4. ``pchandler.filters``:
   Provides the following types of filters.
   - Includes the AngleUnit enum and a robust convert_angles function.

```python
    from pchandler.util import convert_angles, AngleUnit
    import numpy as np

    # Convert angles from degrees to radians
    degrees = np.array([0, 45, 90, 180])
    radians = convert_angles(degrees, source_unit=AngleUnit.DEGREE, target_unit=AngleUnit.RAD)
    print("Radians:", radians)
```


## Dependencies
Core Libraries

- [NumPy](https://numpy.org/) — Fast N-dimensional arrays and numerical operations that power core point-cloud computations.
- [GeoPandas](https://geopandas.org/) — High-level geospatial data structures used for GIS-style processing and analysis.
- [Shapely](https://shapely.readthedocs.io/) — Geometric predicates and operations for working with 2D geometry (buffers, intersections, etc.).
- [alphashape](https://alphashape.readthedocs.io/) — Alpha-shape computation to derive concave hulls/outlines from point sets.

Point Cloud I/O

- [plyfile](https://github.com/dranjan/python-plyfile) — Read/write PLY files (ASCII/Binary) with attribute preservation.
- [laspy](https://laspy.readthedocs.io/) — Read/write LAS/LAZ lidar point cloud formats, including point attributes.

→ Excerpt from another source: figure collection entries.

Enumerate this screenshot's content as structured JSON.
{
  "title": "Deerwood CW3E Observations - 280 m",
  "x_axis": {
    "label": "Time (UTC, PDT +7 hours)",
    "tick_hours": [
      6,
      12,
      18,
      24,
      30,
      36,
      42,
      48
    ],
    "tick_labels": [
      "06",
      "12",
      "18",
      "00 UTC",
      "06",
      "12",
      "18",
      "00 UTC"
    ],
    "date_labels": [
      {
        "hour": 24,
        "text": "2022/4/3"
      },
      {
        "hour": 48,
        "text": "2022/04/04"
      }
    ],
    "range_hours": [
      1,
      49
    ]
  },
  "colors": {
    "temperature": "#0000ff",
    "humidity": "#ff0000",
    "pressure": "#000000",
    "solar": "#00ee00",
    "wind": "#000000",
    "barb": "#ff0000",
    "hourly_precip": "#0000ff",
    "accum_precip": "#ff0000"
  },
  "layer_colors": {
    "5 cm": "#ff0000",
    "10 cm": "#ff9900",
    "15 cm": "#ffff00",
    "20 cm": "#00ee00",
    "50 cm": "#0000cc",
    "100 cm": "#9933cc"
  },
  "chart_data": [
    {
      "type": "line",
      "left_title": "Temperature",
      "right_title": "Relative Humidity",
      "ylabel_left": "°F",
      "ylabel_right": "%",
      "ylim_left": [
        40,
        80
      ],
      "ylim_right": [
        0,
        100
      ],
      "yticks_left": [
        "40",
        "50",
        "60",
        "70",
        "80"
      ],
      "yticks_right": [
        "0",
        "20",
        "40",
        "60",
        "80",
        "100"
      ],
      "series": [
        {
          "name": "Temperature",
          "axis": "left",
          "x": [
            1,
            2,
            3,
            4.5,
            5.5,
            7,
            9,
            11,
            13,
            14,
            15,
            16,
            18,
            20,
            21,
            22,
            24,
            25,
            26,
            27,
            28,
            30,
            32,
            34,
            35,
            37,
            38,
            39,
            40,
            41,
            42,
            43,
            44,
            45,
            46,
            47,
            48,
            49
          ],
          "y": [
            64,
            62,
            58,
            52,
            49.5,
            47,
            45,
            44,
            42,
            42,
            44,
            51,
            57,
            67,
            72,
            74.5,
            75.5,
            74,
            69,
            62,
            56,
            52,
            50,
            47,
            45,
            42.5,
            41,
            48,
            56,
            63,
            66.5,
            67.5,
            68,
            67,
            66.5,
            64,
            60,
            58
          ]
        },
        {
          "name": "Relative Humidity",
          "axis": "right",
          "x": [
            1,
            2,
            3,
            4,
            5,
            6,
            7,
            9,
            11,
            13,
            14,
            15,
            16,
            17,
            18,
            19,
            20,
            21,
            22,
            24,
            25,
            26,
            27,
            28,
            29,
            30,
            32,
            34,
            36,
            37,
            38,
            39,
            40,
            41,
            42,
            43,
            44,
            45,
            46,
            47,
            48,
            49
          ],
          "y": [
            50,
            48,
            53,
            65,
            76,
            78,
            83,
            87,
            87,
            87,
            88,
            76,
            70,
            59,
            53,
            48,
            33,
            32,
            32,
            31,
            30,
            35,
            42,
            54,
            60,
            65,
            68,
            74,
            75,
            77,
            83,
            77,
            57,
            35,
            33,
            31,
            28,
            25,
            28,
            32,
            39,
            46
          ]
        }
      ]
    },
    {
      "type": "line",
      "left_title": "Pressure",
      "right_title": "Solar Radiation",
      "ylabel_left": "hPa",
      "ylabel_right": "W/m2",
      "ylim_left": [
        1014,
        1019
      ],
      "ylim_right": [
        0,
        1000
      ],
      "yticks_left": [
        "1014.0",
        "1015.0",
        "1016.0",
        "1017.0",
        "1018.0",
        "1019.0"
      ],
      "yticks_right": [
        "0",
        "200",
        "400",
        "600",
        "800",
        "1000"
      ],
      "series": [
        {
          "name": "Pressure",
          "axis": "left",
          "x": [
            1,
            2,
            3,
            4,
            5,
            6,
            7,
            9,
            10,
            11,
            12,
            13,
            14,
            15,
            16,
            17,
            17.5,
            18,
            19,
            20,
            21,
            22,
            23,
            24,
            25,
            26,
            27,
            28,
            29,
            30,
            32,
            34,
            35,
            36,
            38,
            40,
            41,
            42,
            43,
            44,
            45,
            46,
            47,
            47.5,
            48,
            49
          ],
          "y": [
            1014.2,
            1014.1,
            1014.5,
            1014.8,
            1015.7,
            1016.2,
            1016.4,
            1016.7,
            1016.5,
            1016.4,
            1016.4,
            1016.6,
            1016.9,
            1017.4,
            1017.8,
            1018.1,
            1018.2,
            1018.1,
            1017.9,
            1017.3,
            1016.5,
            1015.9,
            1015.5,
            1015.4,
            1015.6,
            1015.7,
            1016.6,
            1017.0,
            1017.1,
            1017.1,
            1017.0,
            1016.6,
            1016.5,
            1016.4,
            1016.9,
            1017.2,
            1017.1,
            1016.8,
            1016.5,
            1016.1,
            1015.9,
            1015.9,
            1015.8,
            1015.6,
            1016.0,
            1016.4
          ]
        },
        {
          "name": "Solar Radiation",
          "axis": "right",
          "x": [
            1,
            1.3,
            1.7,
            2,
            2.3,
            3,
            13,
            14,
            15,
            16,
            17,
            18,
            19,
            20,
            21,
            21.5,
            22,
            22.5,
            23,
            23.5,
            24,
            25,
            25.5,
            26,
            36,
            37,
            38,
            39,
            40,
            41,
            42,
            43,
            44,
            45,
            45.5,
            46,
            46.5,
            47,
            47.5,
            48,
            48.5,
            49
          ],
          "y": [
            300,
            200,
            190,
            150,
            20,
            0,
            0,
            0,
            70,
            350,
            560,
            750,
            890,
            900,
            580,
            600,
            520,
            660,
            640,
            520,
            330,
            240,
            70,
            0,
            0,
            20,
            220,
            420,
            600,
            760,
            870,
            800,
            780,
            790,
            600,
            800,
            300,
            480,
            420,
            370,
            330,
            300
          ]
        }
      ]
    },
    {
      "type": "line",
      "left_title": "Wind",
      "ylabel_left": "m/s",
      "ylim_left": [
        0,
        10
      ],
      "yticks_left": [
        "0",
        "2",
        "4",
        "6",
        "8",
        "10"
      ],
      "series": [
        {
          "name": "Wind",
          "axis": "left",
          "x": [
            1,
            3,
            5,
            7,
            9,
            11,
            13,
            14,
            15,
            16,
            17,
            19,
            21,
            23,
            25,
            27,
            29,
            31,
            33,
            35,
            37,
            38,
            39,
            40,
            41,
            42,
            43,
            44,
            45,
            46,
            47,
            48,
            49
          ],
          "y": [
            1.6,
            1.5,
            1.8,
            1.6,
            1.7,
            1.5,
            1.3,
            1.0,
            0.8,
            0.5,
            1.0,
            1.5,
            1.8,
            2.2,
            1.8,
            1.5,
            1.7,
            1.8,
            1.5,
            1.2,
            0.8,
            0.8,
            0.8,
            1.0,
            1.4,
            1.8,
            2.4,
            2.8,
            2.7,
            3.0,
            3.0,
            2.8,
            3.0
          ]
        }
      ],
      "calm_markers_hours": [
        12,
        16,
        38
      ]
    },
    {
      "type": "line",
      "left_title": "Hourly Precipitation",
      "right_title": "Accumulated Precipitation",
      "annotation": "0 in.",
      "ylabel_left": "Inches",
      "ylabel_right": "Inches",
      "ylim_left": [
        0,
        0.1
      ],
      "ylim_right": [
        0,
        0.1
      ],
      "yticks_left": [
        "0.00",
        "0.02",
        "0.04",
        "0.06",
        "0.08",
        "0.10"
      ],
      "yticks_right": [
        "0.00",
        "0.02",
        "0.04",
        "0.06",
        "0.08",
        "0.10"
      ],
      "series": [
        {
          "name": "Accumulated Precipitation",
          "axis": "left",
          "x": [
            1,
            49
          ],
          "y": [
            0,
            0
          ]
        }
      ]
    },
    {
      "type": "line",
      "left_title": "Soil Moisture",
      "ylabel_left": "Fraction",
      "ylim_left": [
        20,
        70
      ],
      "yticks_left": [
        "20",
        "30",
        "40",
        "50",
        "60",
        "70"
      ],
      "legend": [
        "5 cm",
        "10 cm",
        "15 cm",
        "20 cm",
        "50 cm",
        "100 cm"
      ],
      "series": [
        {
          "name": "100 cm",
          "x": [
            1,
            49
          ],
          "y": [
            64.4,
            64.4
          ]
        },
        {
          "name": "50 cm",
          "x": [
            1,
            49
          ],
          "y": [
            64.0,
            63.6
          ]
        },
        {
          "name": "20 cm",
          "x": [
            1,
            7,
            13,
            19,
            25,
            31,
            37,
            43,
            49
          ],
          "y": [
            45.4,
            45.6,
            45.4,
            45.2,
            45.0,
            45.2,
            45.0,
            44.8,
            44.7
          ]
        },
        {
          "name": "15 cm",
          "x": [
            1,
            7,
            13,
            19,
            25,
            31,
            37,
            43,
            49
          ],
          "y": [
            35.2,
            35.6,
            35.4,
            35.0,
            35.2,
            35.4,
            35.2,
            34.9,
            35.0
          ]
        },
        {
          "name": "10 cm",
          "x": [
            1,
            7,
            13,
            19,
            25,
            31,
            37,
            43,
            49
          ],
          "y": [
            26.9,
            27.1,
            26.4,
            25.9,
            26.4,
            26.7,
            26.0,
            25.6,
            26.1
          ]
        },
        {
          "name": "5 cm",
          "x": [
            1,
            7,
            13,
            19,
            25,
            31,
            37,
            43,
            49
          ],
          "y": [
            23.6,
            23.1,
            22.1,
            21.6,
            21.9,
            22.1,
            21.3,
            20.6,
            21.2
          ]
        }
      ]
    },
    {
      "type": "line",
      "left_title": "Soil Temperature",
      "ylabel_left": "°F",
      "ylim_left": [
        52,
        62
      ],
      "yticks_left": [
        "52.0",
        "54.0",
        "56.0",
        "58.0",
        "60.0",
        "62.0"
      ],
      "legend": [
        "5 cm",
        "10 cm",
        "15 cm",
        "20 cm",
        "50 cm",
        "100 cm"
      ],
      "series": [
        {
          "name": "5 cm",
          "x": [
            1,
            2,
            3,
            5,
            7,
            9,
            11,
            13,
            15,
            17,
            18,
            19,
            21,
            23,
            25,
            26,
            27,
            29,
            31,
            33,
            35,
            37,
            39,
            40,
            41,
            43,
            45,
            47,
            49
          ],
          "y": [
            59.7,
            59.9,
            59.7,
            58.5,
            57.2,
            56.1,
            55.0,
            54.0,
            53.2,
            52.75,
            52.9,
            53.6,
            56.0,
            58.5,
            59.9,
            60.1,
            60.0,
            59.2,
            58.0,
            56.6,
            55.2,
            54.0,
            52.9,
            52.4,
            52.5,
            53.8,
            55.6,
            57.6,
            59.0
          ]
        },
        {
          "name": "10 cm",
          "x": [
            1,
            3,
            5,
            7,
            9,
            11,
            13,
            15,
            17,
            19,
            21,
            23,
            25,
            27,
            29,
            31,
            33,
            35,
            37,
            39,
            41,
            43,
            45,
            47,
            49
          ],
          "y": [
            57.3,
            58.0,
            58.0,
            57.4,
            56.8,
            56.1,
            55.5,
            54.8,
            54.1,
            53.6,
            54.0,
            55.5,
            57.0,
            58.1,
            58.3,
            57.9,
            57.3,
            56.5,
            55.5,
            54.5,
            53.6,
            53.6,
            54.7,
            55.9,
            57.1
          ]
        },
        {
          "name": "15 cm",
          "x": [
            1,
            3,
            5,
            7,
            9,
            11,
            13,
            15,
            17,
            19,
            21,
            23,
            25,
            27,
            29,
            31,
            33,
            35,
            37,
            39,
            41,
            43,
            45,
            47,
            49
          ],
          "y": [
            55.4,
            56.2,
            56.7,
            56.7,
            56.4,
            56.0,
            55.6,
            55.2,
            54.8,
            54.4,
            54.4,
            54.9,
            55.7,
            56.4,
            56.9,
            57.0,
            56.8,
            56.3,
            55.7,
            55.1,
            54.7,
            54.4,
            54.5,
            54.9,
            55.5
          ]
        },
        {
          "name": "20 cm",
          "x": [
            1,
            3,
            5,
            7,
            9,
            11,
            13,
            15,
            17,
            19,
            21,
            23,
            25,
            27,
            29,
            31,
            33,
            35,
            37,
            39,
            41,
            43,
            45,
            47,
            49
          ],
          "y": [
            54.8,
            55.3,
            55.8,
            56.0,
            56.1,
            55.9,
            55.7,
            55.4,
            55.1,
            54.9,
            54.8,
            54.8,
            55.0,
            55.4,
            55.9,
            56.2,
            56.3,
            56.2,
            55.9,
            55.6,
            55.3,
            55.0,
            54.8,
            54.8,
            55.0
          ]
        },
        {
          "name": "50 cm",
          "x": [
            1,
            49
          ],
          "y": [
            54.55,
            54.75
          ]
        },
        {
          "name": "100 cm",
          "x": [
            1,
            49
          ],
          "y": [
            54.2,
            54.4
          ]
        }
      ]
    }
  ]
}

Visualization / 3D Operations

- [Open3D](https://www.open3d.org/) — Visualization and selected 3D geometry utilities for point clouds and meshes.
- [py4dgeo](https://py4dgeo.readthedocs.io/en/latest/) - Library containing other geomonitoring algorithms from Heidelberg University.

Utilities

- [joblib](https://joblib.readthedocs.io/) — Simple parallelism and caching for speeding up CPU-bound workflows.

Optional GPU Acceleration

- [cuDF](https://docs.rapids.ai/api/cudf/stable/) — GPU DataFrame operations to accelerate tabular point attributes and transforms.
- [cuSpatial](https://docs.rapids.ai/api/cuspatial/stable/) — GPU-accelerated spatial/trajectory operations for large-scale geospatial workloads.
- [cuML](https://docs.rapids.ai/api/cuml/stable/) — GPU-accelerated machine learning algorithms useful for clustering, outlier detection, and similar tasks.

## Verifying Releases

Download a wheel from a release and verify its Sigstore provenance attestation:

```bash
gh attestation verify pchandler-2.0.1-py3-none-any.whl --repo gseg-ethz/PCHandler
```

See [RELEASE.md](RELEASE.md) for claim fields, rollback procedure, and environment details.